Consider I have a struct Person with a property "name". Why changing the name property results in a new memory address?

struct Person {
    var name = "Alex"
}

var person = Person()
withUnsafePointer(to: person) { print($0)
} // 0x000000016fdff248

person.name = "John"
withUnsafePointer(to: person) { print($0)
} // 0x000000016fdff208

CodePudding user response：

You're calling the wrong version of withUnsafePointer(to:). If you call the right one, it behaves as you expect (though it is not promised to do so). The one you're calling is:

func withUnsafePointer<T, Result>(to value: T, _ body: (UnsafePointer<T>) throws -> Result) rethrows -> Result

That passes a copy of value to the function.

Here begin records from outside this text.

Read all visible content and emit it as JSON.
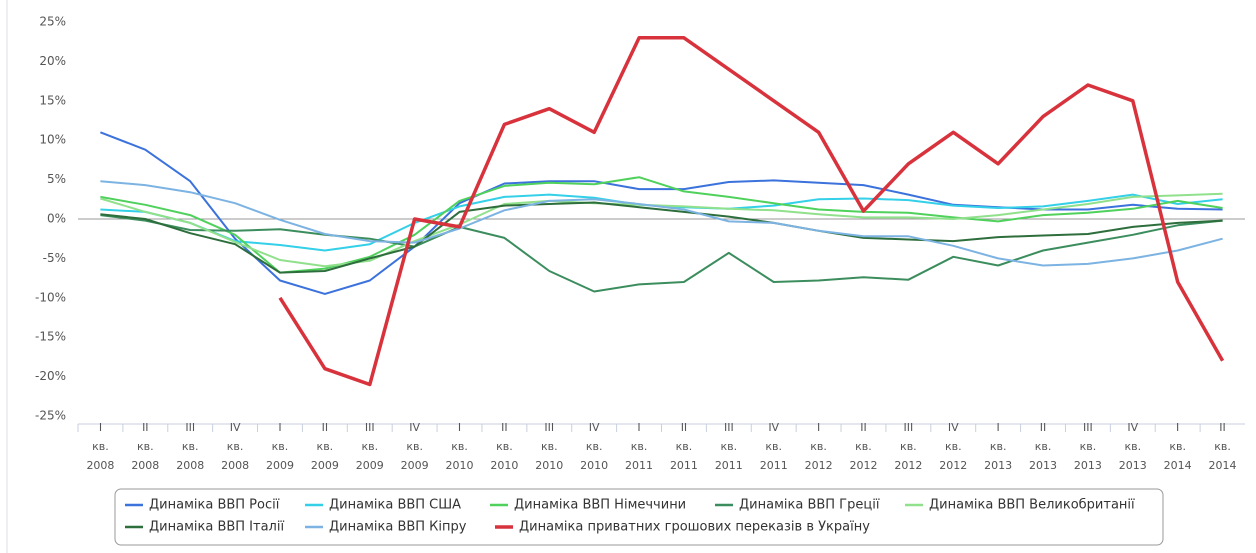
{
  "chart_data": {
    "type": "line",
    "categories": [
      [
        "I",
        "кв.",
        "2008"
      ],
      [
        "II",
        "кв.",
        "2008"
      ],
      [
        "III",
        "кв.",
        "2008"
      ],
      [
        "IV",
        "кв.",
        "2008"
      ],
      [
        "I",
        "кв.",
        "2009"
      ],
      [
        "II",
        "кв.",
        "2009"
      ],
      [
        "III",
        "кв.",
        "2009"
      ],
      [
        "IV",
        "кв.",
        "2009"
      ],
      [
        "I",
        "кв.",
        "2010"
      ],
      [
        "II",
        "кв.",
        "2010"
      ],
      [
        "III",
        "кв.",
        "2010"
      ],
      [
        "IV",
        "кв.",
        "2010"
      ],
      [
        "I",
        "кв.",
        "2011"
      ],
      [
        "II",
        "кв.",
        "2011"
      ],
      [
        "III",
        "кв.",
        "2011"
      ],
      [
        "IV",
        "кв.",
        "2011"
      ],
      [
        "I",
        "кв.",
        "2012"
      ],
      [
        "II",
        "кв.",
        "2012"
      ],
      [
        "III",
        "кв.",
        "2012"
      ],
      [
        "IV",
        "кв.",
        "2012"
      ],
      [
        "I",
        "кв.",
        "2013"
      ],
      [
        "II",
        "кв.",
        "2013"
      ],
      [
        "III",
        "кв.",
        "2013"
      ],
      [
        "IV",
        "кв.",
        "2013"
      ],
      [
        "I",
        "кв.",
        "2014"
      ],
      [
        "II",
        "кв.",
        "2014"
      ]
    ],
    "series": [
      {
        "name": "Динаміка ВВП Росії",
        "color": "#3b72dc",
        "values": [
          11,
          8.8,
          4.8,
          -2.5,
          -7.8,
          -9.5,
          -7.8,
          -3.5,
          2,
          4.5,
          4.8,
          4.8,
          3.8,
          3.8,
          4.7,
          4.9,
          4.6,
          4.3,
          3.1,
          1.8,
          1.5,
          1.2,
          1.2,
          1.8,
          1.3,
          1.2
        ]
      },
      {
        "name": "Динаміка ВВП США",
        "color": "#33d0e8",
        "values": [
          1.2,
          0.9,
          -0.5,
          -2.8,
          -3.3,
          -4,
          -3.2,
          -0.5,
          1.6,
          2.8,
          3.1,
          2.7,
          1.8,
          1.5,
          1.3,
          1.7,
          2.5,
          2.6,
          2.4,
          1.7,
          1.4,
          1.6,
          2.3,
          3.1,
          1.9,
          2.5
        ]
      },
      {
        "name": "Динаміка ВВП Німеччини",
        "color": "#4fd15c",
        "values": [
          2.8,
          1.8,
          0.5,
          -2,
          -6.8,
          -6.3,
          -4.8,
          -2,
          2.3,
          4.2,
          4.6,
          4.4,
          5.3,
          3.5,
          2.8,
          2,
          1.2,
          0.9,
          0.8,
          0.2,
          -0.3,
          0.5,
          0.8,
          1.3,
          2.3,
          1.4
        ]
      },
      {
        "name": "Динаміка ВВП Греції",
        "color": "#3c8d5e",
        "values": [
          0.5,
          -0.2,
          -1.4,
          -1.5,
          -1.3,
          -2,
          -2.5,
          -3.5,
          -1,
          -2.4,
          -6.6,
          -9.2,
          -8.3,
          -8,
          -4.3,
          -8,
          -7.8,
          -7.4,
          -7.7,
          -4.8,
          -5.9,
          -4,
          -3,
          -2,
          -0.8,
          -0.2
        ]
      },
      {
        "name": "Динаміка ВВП Великобританії",
        "color": "#90e08c",
        "values": [
          2.6,
          0.9,
          -0.5,
          -2.9,
          -5.2,
          -6,
          -5.3,
          -2.8,
          -0.7,
          1.9,
          2.3,
          2,
          1.8,
          1.6,
          1.3,
          1.1,
          0.6,
          0.2,
          0.2,
          0,
          0.5,
          1.2,
          1.9,
          2.8,
          3,
          3.2
        ]
      },
      {
        "name": "Динаміка ВВП Італії",
        "color": "#2e6e3c",
        "values": [
          0.6,
          0,
          -1.8,
          -3.2,
          -6.8,
          -6.6,
          -5,
          -3.5,
          0.9,
          1.7,
          1.9,
          2.1,
          1.5,
          0.9,
          0.3,
          -0.5,
          -1.5,
          -2.4,
          -2.6,
          -2.8,
          -2.3,
          -2.1,
          -1.9,
          -1,
          -0.5,
          -0.2
        ]
      },
      {
        "name": "Динаміка ВВП Кіпру",
        "color": "#7cb3e2",
        "values": [
          4.8,
          4.3,
          3.4,
          2,
          -0.1,
          -1.9,
          -2.8,
          -3,
          -1.2,
          1.1,
          2.3,
          2.5,
          1.9,
          1.2,
          -0.3,
          -0.5,
          -1.5,
          -2.2,
          -2.2,
          -3.4,
          -5,
          -5.9,
          -5.7,
          -5,
          -4,
          -2.5
        ]
      },
      {
        "name": "Динаміка приватних грошових переказів в Україну",
        "color": "#d8333c",
        "values": [
          null,
          null,
          null,
          null,
          -10,
          -19,
          -21,
          0,
          -1,
          12,
          14,
          11,
          23,
          23,
          19,
          15,
          11,
          1,
          7,
          11,
          7,
          13,
          17,
          15,
          -8,
          -18
        ]
      }
    ],
    "ylim": [
      -25,
      25
    ],
    "yticks": [
      {
        "value": 25,
        "label": "25%"
      },
      {
        "value": 20,
        "label": "20%"
      },
      {
        "value": 15,
        "label": "15%"
      },
      {
        "value": 10,
        "label": "10%"
      },
      {
        "value": 5,
        "label": "5%"
      },
      {
        "value": 0,
        "label": "0%"
      },
      {
        "value": -5,
        "label": "-5%"
      },
      {
        "value": -10,
        "label": "-10%"
      },
      {
        "value": -15,
        "label": "-15%"
      },
      {
        "value": -20,
        "label": "-20%"
      },
      {
        "value": -25,
        "label": "-25%"
      }
    ],
    "grid": false,
    "legend": "bottom"
  }
}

It doesn't even require that there be memory allocated; it'll allocate memory itself to ensure that there's something to point to:

// Who needs a variable?
withUnsafePointer(to: 4) { print($0) }  // 0x000000016fdff348 
withUnsafePointer(to: 4) { print($0) }  // 0x000000016fdff340

But there's also an inout version of this function, and I expect it's what you really meant to call:

func withUnsafePointer<T, Result>(to value: inout T, _ body: (UnsafePointer<T>) throws -> Result) rethrows -> Result

That expects a reference to the value. Note the use of & here, and that it behaves as you're expecting:

var person = Person()
withUnsafePointer(to: &person) { print($0) } // 0x0000000100008018

person.name = "John"
withUnsafePointer(to: &person) { print($0) } // 0x0000000100008018

Do not read too much into this. The compiler does not promise stable addresses except in very specific cases as MartinR noted. There is no safe way to hold onto a pointer to a struct (and references are not quite the same thing as pointers in any case). Structs are not even promised to allocate memory. Every Int is a struct, after all. But if you use the inout version of this call, I think the mystery disappears.